Reputation: 6008
I have the code below:
std::string myName = "BLABLABLA";
//check if there are illegal characters
for (unsigned int i = 0; i < myName.length(); i++)
{
const char& c = myName[i];
if (!(isalnum(c) || (c == '_') || (c == '-')))
{
return 0;
}
}
This is the output of valgrind at line "const char& c = myName[i];"
==17249== 51 bytes in 1 blocks are possibly lost in loss record 116 of 224
==17249== at 0x4C2714E: operator new(unsigned long) (vg_replace_malloc.c:261)
==17249== by 0x602A498: std::string::_Rep::_S_create(unsigned long, unsigned long,
std::allocator<char> const&) (in /usr/lib64/libstdc++.so.6.0.16)

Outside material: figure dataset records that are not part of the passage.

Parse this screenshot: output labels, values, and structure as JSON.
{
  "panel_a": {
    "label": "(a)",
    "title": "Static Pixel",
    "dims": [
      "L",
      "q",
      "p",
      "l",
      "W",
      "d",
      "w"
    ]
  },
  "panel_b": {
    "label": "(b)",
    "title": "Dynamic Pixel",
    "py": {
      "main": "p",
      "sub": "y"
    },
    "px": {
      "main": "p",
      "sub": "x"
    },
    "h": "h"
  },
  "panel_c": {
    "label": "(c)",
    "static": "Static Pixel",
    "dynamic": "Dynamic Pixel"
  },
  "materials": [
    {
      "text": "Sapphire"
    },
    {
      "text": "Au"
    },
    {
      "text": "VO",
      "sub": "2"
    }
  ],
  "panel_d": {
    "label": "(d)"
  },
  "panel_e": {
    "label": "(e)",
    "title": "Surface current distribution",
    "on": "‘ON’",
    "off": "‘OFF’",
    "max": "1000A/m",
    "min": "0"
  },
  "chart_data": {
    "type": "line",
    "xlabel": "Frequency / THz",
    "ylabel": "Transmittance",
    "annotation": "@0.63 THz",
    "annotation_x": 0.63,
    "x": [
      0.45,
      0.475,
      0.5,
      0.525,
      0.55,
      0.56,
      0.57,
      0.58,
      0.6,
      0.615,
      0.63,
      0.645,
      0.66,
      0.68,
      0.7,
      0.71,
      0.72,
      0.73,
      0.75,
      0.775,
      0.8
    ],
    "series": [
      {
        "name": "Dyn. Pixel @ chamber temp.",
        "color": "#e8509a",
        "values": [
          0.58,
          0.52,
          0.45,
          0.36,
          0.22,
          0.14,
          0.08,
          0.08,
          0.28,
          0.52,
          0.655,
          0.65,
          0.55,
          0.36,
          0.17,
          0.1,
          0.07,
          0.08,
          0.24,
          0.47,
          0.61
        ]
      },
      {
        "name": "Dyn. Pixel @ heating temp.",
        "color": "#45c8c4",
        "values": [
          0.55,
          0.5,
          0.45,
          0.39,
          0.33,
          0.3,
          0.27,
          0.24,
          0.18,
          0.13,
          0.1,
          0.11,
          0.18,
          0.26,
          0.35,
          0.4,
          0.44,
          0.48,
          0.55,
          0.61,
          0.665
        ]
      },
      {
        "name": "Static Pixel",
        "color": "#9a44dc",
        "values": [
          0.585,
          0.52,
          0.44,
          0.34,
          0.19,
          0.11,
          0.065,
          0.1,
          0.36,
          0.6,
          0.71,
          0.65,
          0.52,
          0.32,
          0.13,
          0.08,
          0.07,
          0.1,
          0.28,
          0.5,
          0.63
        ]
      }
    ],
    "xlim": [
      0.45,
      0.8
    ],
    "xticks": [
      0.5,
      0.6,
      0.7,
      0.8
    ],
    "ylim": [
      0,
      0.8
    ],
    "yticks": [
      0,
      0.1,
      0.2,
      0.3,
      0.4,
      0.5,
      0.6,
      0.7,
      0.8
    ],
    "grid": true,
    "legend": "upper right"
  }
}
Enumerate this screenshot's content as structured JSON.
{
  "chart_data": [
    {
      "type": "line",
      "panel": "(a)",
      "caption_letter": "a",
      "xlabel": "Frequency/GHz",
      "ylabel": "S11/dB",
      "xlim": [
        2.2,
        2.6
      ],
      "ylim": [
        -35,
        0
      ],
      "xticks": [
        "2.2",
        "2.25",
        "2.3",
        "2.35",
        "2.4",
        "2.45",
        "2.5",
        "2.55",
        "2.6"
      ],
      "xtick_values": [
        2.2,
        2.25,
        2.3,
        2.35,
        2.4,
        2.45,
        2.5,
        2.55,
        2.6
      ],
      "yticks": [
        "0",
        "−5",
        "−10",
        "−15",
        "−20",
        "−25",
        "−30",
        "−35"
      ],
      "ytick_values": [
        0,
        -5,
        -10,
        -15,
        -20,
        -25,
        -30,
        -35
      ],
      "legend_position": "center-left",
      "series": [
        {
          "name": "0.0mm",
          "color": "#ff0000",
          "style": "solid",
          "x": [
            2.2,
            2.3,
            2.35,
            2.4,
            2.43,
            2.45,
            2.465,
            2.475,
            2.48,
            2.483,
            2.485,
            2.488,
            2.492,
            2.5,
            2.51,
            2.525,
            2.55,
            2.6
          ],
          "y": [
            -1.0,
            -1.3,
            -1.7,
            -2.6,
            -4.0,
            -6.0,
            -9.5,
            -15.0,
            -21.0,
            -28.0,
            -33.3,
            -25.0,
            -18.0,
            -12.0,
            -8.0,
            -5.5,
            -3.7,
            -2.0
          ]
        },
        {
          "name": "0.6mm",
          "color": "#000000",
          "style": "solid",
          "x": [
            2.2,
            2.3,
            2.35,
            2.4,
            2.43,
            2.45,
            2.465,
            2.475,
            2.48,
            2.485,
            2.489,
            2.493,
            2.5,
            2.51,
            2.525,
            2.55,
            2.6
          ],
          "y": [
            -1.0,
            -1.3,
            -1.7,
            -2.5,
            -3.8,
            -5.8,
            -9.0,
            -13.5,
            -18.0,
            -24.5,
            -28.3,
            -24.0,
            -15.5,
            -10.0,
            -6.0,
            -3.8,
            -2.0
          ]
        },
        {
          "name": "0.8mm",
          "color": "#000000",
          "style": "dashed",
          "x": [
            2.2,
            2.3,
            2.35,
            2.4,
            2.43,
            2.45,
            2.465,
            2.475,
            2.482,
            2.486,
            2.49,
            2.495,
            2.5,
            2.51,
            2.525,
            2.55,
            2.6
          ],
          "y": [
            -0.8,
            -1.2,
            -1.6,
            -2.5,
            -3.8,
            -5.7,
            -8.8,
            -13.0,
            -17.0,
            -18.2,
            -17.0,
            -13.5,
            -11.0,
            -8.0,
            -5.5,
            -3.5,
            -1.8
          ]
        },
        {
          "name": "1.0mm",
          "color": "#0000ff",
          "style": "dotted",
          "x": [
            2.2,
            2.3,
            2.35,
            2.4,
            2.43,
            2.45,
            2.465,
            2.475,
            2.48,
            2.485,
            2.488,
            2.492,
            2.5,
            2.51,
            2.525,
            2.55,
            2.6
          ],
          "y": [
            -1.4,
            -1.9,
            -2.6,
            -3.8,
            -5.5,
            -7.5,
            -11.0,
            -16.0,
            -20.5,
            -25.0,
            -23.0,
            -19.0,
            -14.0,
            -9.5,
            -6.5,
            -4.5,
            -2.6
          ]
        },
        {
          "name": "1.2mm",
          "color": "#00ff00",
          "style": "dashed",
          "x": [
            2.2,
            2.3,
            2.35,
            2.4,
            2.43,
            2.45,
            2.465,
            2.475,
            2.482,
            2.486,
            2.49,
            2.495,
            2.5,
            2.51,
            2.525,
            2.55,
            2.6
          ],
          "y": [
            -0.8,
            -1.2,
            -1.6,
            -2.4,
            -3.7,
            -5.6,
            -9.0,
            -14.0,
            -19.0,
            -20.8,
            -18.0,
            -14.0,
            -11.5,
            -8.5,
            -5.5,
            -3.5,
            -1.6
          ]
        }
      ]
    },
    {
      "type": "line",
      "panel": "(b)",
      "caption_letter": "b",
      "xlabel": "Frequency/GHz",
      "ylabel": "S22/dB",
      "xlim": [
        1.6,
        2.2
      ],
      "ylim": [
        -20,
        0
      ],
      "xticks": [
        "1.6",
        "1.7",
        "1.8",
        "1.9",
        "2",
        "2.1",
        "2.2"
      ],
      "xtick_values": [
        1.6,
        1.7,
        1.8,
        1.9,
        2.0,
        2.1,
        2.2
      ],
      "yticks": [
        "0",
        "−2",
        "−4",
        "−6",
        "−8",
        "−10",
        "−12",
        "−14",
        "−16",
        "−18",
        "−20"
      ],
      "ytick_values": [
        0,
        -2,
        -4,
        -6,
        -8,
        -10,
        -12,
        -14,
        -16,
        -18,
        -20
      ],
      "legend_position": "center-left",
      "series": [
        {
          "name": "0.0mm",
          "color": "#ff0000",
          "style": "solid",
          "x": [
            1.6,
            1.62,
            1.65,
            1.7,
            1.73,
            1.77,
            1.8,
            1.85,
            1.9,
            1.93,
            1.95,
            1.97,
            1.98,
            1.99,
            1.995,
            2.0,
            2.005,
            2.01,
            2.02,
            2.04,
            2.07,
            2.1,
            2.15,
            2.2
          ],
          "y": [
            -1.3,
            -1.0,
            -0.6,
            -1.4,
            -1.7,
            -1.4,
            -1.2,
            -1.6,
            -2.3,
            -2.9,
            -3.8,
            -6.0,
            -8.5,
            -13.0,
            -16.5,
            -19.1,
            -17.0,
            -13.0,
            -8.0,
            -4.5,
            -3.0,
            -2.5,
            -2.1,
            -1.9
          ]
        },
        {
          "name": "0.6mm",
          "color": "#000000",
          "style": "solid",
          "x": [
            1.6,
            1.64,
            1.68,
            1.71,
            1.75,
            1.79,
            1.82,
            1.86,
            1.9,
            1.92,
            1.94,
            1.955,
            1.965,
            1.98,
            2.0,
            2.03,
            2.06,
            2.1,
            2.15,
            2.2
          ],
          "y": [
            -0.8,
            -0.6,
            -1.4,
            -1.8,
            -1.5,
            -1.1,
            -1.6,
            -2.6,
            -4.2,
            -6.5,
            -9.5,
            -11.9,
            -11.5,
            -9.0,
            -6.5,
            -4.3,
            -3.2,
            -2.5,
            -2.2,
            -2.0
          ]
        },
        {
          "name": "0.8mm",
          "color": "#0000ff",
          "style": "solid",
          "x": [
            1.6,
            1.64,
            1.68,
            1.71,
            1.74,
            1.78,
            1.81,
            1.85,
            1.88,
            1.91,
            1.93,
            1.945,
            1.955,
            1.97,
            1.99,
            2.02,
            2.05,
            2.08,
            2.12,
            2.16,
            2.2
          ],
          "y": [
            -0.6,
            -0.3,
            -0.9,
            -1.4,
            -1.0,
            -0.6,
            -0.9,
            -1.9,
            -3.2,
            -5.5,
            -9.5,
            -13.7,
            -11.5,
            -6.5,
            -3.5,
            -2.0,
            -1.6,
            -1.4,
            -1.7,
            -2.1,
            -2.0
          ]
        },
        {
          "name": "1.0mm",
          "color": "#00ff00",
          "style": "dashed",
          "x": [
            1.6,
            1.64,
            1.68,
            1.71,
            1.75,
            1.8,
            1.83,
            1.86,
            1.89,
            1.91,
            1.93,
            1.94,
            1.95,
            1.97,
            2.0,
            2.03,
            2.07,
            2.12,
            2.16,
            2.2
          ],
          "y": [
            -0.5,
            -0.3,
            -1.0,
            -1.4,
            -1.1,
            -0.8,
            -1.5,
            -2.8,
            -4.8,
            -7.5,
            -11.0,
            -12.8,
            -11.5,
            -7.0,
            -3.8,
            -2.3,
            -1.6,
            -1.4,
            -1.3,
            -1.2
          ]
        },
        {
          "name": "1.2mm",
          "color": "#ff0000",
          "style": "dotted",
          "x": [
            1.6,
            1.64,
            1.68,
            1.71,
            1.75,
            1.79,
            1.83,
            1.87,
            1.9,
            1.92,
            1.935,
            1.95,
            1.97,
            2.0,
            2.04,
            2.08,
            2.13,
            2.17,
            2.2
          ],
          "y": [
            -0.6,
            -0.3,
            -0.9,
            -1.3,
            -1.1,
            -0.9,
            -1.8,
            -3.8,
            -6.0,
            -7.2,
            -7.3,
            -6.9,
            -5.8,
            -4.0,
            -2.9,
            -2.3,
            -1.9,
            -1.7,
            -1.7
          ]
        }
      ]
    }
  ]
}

==17249== by 0x602A689: std::string::_M_mutate(unsigned long, unsigned long,
unsigned long) (in /usr/lib64/libstdc++.so.6.0.16)
==17249== by 0x602AFB5: std::string::_M_leak_hard() (in
/usr/lib64/libstdc++.so.6.0.16)
==17249== by 0x602B0A4: std::string::operator[](unsigned long) (in /
/usr/lib64/libstdc++.so.6.0.16)
I do not see anything wrong with this...
Upvotes: 2
Views: 1219
Reputation: 67713
Yes, it's the horrible COW implementation! You can also force use of the const (and therefore non-mutating) overloads like so:
std::string const myName = "BLABLABLA";
//check if there are illegal characters
for (unsigned int i = 0; i < myName.length(); i++)
{
const char& c = myName[i];
if (!(isalnum(c) || (c == '_') || (c == '-')))
{
return 0;
}
}
or (if you don't want to modify the original string type):
std::string myName = "BLABLABLA";
std::string const &cref = myName;
//check if there are illegal characters
for (unsigned int i = 0; i < myName.length(); i++)
{
const char& c = cref[i];
if (!(isalnum(c) || (c == '_') || (c == '-')))
{
return 0;
}
}
etc.
COW reference, because I knew I'd written something about it somewhere.